Step-by-step explanation:
To create a polynomial that meets the stated requirements, we must consider each condition carefully. The polynomial must:
- Have 4 different zeros.
- Have an even degree that is greater than 4.
- Cross through exactly 2 x-intercepts.
- Have been reflected across the x-axis.
Let's consider the most straightforward even degree that is greater than 4, which is 6. A degree 6 polynomial can be expressed with the general form p(x) = ax^6 + bx^5 + cx^4 + dx^3 + ex^2 + fx + g, where a, b, c, d, e, f, and g are constants. To ensure the polynomial crosses through exactly 2 x-intercepts and is reflected across the x-axis, we'll need to include complex conjugate pairs and pairs of imaginary roots.
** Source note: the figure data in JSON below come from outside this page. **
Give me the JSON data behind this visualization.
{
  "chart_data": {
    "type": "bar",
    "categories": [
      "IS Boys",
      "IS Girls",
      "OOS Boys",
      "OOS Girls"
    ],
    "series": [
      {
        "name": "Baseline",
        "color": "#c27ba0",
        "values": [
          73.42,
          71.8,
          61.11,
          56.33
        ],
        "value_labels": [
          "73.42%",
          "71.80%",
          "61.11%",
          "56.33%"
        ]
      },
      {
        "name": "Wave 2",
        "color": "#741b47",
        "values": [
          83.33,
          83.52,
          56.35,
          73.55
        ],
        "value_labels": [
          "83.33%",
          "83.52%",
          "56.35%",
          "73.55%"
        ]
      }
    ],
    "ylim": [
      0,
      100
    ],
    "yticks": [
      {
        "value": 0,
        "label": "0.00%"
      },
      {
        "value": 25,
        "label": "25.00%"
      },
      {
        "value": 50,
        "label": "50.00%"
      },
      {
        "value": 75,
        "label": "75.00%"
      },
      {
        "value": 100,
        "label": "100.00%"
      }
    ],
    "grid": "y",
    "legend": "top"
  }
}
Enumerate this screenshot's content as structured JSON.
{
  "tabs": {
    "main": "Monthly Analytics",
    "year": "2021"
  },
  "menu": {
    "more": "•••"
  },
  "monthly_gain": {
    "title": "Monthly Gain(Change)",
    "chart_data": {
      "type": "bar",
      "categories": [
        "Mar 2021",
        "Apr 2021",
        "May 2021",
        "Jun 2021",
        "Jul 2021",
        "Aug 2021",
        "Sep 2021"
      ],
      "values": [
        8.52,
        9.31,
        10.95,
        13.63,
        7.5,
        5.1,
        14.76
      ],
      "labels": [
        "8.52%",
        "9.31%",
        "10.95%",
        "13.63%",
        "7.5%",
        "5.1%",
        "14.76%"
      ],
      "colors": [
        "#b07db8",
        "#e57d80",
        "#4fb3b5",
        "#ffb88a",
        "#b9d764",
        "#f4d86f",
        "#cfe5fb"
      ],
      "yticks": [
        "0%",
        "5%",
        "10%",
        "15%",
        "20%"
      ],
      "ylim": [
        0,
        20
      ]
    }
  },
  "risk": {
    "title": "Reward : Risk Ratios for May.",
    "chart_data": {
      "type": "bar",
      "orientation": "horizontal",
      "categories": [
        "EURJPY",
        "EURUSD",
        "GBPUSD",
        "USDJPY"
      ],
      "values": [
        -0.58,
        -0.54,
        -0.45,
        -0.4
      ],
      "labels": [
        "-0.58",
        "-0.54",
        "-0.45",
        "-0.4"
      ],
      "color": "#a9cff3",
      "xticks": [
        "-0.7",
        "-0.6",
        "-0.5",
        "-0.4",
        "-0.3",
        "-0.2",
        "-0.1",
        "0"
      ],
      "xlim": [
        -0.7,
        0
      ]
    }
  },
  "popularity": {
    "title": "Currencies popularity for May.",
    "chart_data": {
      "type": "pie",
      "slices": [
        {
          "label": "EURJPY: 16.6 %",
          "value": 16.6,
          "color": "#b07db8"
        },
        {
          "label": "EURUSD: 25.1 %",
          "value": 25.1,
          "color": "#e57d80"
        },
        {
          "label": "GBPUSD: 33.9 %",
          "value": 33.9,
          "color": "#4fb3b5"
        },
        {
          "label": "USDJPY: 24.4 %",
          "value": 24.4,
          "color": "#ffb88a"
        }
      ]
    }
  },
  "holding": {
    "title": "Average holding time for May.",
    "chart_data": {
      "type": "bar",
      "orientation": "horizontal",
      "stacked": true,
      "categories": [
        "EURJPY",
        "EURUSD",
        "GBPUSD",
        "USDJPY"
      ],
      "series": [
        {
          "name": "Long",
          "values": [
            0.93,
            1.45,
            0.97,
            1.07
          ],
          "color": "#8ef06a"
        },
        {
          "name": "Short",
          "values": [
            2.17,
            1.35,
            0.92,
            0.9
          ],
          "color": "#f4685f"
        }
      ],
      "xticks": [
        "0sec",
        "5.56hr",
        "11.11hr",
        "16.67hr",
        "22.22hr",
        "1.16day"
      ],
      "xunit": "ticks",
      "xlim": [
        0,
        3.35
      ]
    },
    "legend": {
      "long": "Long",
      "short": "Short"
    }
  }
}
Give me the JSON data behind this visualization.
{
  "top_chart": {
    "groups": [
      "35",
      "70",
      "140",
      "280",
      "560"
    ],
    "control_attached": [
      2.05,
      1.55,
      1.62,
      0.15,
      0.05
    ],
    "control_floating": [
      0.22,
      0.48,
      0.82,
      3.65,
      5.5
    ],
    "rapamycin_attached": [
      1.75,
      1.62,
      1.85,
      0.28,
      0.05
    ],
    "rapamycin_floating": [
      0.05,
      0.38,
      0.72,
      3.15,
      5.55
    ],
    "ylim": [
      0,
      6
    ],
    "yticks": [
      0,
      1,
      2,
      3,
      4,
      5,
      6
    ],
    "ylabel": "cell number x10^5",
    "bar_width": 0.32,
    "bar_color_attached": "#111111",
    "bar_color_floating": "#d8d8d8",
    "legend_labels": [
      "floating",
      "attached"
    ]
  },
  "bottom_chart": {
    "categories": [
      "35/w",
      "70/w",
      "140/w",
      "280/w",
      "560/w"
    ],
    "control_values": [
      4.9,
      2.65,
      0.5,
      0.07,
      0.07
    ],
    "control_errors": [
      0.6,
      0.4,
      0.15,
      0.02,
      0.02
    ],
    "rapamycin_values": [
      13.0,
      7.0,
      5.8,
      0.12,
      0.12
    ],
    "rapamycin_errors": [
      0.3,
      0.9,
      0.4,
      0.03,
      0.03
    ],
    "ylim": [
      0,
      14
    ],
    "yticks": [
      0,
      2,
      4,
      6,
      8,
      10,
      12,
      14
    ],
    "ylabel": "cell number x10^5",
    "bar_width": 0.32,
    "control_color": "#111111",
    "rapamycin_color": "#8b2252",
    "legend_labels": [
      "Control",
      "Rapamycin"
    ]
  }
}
Hence, our polynomial could look like:
p(x) = a(x - r)(x + r)(x - (s + ti))(x - (s - ti))(x - (u + vi))(x - (u - vi))
Where r is a real number, s and u are real parts of the complex zeros, and t and v are their imaginary parts respectively. For simplicity, let's choose r = 1, s = 0, t = 1, u = 0, and v = 2. To ensure the reflection across the x-axis, we will need a to be negative (assuming the polynomial's leading coefficient was positive before reflection).
Therefore, we can have:
p(x) = -1(x - 1)(x + 1)(x - i)(x + i)(x - 2i)(x + 2i)
Expanding this, we have:
p(x) = -1(x^2 - 1)(x^2 + 1)(x^2 + 4)
Further expansion gives us a polynomial which satisfies all the conditions:
p(x) = -(x^6 + 5x^4 + 5x^2 + 4)
This polynomial has an even degree of 6, has 4 different zeros (namely 1, -1, i, -i, 2i, -2i), crosses at (1, 0) and (-1, 0) for x-intercepts and has been reflected across the x-axis due to the negative leading coefficient.